‘Of These, One was a Woman’: The Lynching of African American Women, 1885-1946
Author:
Marie Rose Johnson
Degree Date:
August, 1998
Committee Chairperson:
Margaret Washington
Call Number:
Thesis DT 3.5 1998 J6483
Description:
xi, 190 leaves: ill.; 29 cm.
Abstract:
As members of the community most severely targeted by lynch-law in the new South, African American women remain virtually invisible to historians examining this phenomenon. Though scholars acknowledge the lynching of Black women, their deaths appear parenthetical and therefore unworthy of historical analysis. Following in the footsteps of contemporary anti-lynching advocates who failed to view the lynching of Black women as a unique and separate occurrence, current scholars have overlooked the fact that some white southern mobs purposely and willfully brutalized Black women.
Assigning the experiences of lynched Black women to the margins widens the historical void. First, we deny an important aspect of African American women's history.

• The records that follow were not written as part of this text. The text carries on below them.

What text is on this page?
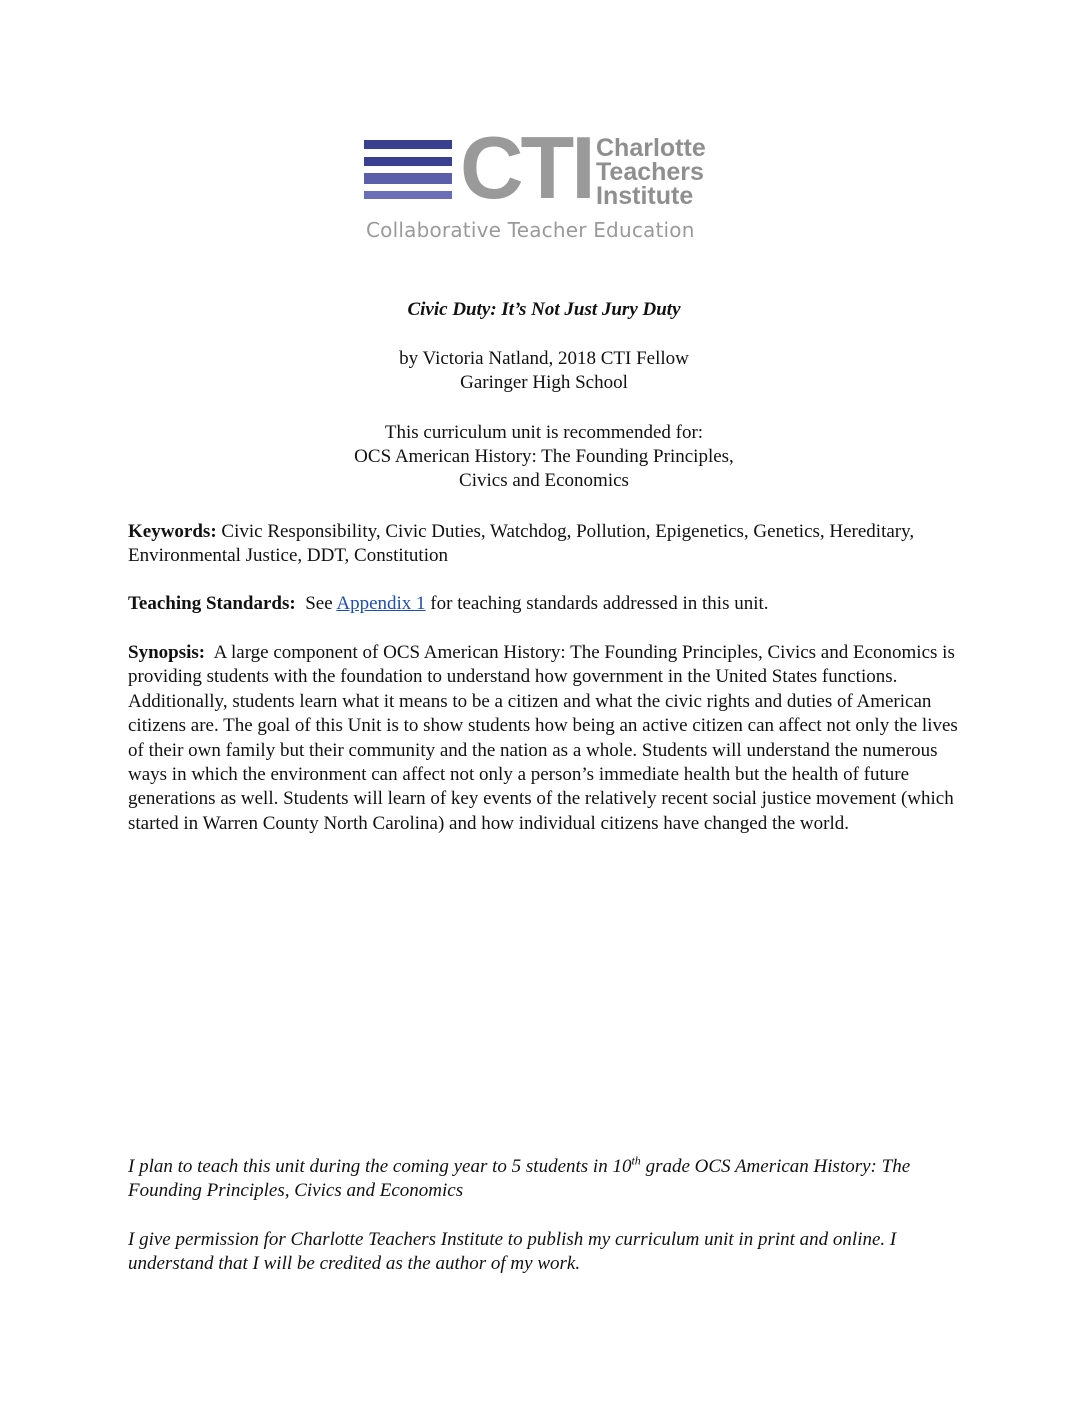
CTI Charlotte
Teachers
Institute
Collaborative Teacher Education
Civic Duty: It’s Not Just Jury Duty
by Victoria Natland, 2018 CTI Fellow
Garinger High School
This curriculum unit is recommended for:
OCS American History: The Founding Principles,
Civics and Economics

Keywords: Civic Responsibility, Civic Duties, Watchdog, Pollution, Epigenetics, Genetics, Hereditary, Environmental Justice, DDT, Constitution

Teaching Standards: See Appendix 1 for teaching standards addressed in this unit.

Synopsis: A large component of OCS American History: The Founding Principles, Civics and Economics is providing students with the foundation to understand how government in the United States functions. Additionally, students learn what it means to be a citizen and what the civic rights and duties of American citizens are. The goal of this Unit is to show students how being an active citizen can affect not only the lives of their own family but their community and the nation as a whole. Students will understand the numerous ways in which the environment can affect not only a person’s immediate health but the health of future generations as well. Students will learn of key events of the relatively recent social justice movement (which started in Warren County North Carolina) and how individual citizens have changed the world.

I plan to teach this unit during the coming year to 5 students in 10th grade OCS American History: The Founding Principles, Civics and Economics

I give permission for Charlotte Teachers Institute to publish my curriculum unit in print and online. I understand that I will be credited as the author of my work.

Whether one or one thousand women died at the hands of white southern mobs, those deaths must be counted and included in our collective remembering of Back women's lives in the post-Reconstruction South. Second, scholar's avoidance of examining lynched Black women suggest this area of inquiry would add nothing to our understanding of lynching or southern mob violence. Unfortunately, this assumption is made without research or investigation, hence without basis. Additionally, as long as current scholarship continues to treat the mob murders of African American women as irrelevant, the implication is that their deaths held no meaning in local Black communities, and had little, if any, impact on the southern community at-large. However, the lynching of Black women was significant. It was an attempt to undermine Black families and destabilize the entire African American community, while simultaneously reaffirming southern whites' rabid power. Finally, the exclusion of lynched women inadvertently masks the epidemic of racialized sexual violence experienced by many southern Black women. It was a unique form of violence that permeated their everyday lives, often influencing decisions made and actions taken. In the bodies of lynched women we can see clearly the legacy of that violence.

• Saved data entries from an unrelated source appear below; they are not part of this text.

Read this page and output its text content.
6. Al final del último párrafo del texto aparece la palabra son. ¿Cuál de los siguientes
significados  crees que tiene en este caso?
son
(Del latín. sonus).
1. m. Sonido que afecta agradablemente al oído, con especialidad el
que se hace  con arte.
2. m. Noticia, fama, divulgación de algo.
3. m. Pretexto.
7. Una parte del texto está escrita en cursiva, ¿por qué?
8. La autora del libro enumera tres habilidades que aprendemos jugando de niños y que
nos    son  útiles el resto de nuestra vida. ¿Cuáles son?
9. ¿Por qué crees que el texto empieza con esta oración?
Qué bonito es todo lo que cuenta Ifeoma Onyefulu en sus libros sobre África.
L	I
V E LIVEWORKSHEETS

To begin addressing some of the aforementioned historical voids, this current work examines the reported lynching of African American women in the South, from 1885-1946. Accounts of lynched women are presented in detail, along with statistical information and analyses of the circumstances that led to the violence. Using a variety of sources but relying heavily on primary documents, lynched Black women are located at the center of their own stories where their experiences can be identified, and the condition of their lives and deaths explored.

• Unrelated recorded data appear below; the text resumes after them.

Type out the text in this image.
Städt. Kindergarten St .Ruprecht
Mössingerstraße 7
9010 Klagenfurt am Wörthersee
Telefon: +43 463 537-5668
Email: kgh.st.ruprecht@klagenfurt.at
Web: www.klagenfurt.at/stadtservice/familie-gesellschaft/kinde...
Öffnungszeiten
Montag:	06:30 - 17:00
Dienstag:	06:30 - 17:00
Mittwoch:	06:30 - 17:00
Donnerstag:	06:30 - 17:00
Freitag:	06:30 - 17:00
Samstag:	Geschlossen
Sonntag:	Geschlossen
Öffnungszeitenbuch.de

Placing Black women at the center, this study recognizes them as contributors to as well as victims of the entire southern race, class, and gender matrix, As laborers, grass root activists and organizers, mothers of black children, sexual and romantic partners to Black and white men alike, African American women were an integral part of life in the New South. A race, class and gender framework reveals how those various roles made Black women a valued group of producers and reproducers, yet also vulnerable to the South's penchant for sexualized racial violence. Additionally, factoring in community membership as another target identity, we can discern how Black women's various roles made them a valued group of producers and reproducers. Yet, that unique status also made them vulnerable to racialized sexual violence.
As Blacks, as women, as workers branded with the stigma of slavery, African American women not only faced economic exploitation and socio-political marginalization, but also beatings, sexual assaults, and murder. Indeed, we will discover that the same forces that allowed for the exploitation of all Black women, similarly created a dynamic that led to the lynching of others.